Performance specifications with more stringent and extensive testing requirements are becoming the new standard. Optimizing designs to balance GWP metrics with lifecycle impacts and structural reliability is the new charge. A race to the bottom for low GWP metrics will not deliver intended results.

Conclusion

The industry’s focus on GWP and EPDs has improved environmental accountability in concrete construction, but those tools should not be used as complete measures of sustainability. The use of concrete materials and optimized designs that deliver performance, lower GWP, and maximize investment dollars with lowest life-cycle cost is required to achieve truly sustainable designs.

Type K ShCC provides engineers and designers with a proven solution that delivers on all counts.

Its use not only lowers the overall carbon impact of any concrete design, but also significantly reduces overall carbon impact throughout its service life. By increasing capacity, reducing materials and labor requirements during construction, improving durability, and minimizing repair and maintenance, owners, designers and patrons benefit from an extended asset life two to three times that of a similar portland cement concrete structure.

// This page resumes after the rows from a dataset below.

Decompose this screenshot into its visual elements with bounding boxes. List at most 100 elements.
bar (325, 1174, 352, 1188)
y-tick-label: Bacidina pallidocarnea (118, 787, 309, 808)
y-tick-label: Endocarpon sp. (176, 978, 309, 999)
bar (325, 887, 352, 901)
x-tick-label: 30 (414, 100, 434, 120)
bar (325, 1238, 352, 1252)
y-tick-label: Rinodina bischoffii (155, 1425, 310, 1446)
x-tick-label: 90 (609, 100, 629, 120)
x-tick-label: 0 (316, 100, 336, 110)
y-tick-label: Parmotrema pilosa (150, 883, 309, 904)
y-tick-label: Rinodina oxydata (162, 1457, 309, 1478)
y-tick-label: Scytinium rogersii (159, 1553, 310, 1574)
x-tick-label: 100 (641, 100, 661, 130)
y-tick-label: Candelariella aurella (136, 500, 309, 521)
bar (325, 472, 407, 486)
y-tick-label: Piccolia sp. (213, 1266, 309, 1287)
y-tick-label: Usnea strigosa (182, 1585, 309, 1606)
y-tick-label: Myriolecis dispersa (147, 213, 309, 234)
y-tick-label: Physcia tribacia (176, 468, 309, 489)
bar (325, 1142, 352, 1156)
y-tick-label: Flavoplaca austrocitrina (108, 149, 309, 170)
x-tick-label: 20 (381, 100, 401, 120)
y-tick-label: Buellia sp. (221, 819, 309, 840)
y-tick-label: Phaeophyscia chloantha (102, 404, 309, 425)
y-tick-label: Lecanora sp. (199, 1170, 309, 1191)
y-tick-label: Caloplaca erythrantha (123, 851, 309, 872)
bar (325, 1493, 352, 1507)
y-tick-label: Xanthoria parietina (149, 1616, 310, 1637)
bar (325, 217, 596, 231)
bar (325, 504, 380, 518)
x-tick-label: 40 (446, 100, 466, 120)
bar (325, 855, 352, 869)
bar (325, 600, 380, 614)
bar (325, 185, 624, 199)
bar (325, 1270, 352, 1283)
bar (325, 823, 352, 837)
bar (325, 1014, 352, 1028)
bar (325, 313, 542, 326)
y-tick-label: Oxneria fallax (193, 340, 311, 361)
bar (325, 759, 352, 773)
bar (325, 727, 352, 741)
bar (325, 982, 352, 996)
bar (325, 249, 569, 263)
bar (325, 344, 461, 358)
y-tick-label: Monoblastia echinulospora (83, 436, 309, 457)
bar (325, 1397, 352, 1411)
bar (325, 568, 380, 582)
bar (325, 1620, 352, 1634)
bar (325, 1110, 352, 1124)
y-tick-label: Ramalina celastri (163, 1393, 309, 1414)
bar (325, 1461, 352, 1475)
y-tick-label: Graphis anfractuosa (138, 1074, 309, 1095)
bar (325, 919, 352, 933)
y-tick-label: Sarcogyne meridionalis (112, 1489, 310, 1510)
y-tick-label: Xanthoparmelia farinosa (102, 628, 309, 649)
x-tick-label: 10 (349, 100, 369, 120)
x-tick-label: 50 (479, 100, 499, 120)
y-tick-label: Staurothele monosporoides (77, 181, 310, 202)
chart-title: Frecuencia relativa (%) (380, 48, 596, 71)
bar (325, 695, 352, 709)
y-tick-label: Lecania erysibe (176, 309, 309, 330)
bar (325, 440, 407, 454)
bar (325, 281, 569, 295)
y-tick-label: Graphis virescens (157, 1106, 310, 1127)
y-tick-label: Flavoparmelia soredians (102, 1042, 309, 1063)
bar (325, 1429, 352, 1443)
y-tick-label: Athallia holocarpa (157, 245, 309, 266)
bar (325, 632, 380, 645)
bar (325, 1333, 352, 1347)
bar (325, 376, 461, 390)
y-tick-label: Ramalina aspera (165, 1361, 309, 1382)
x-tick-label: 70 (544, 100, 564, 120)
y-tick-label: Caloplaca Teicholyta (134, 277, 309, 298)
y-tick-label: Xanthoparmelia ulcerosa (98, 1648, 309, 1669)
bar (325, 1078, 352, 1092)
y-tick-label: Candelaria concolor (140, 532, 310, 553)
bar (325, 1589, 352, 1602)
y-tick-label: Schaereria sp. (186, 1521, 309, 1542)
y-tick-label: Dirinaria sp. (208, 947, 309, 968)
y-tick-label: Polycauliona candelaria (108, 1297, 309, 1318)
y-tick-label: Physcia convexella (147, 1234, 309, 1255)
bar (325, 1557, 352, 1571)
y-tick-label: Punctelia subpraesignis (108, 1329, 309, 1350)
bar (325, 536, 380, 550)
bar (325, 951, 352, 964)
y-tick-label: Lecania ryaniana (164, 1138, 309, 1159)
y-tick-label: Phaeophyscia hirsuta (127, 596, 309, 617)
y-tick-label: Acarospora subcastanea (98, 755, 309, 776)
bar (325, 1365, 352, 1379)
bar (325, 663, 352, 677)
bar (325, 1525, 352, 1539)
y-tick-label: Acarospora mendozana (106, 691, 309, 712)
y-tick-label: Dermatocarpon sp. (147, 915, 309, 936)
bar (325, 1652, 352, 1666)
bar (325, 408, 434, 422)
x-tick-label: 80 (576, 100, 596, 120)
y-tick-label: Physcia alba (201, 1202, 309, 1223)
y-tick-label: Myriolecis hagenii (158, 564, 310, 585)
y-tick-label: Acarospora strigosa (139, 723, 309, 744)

With ever increasing demands to build more durable critical infrastructure efficiently, with more stringent sustainably targets and added value in-service, Type K ShCC will continue to deliver. Embracing innovative approaches to design, integration of new products, and the collaborative efforts of professionals throughout the industry in their use will make a difference in the race to carbon neutrality without sacrificing performance.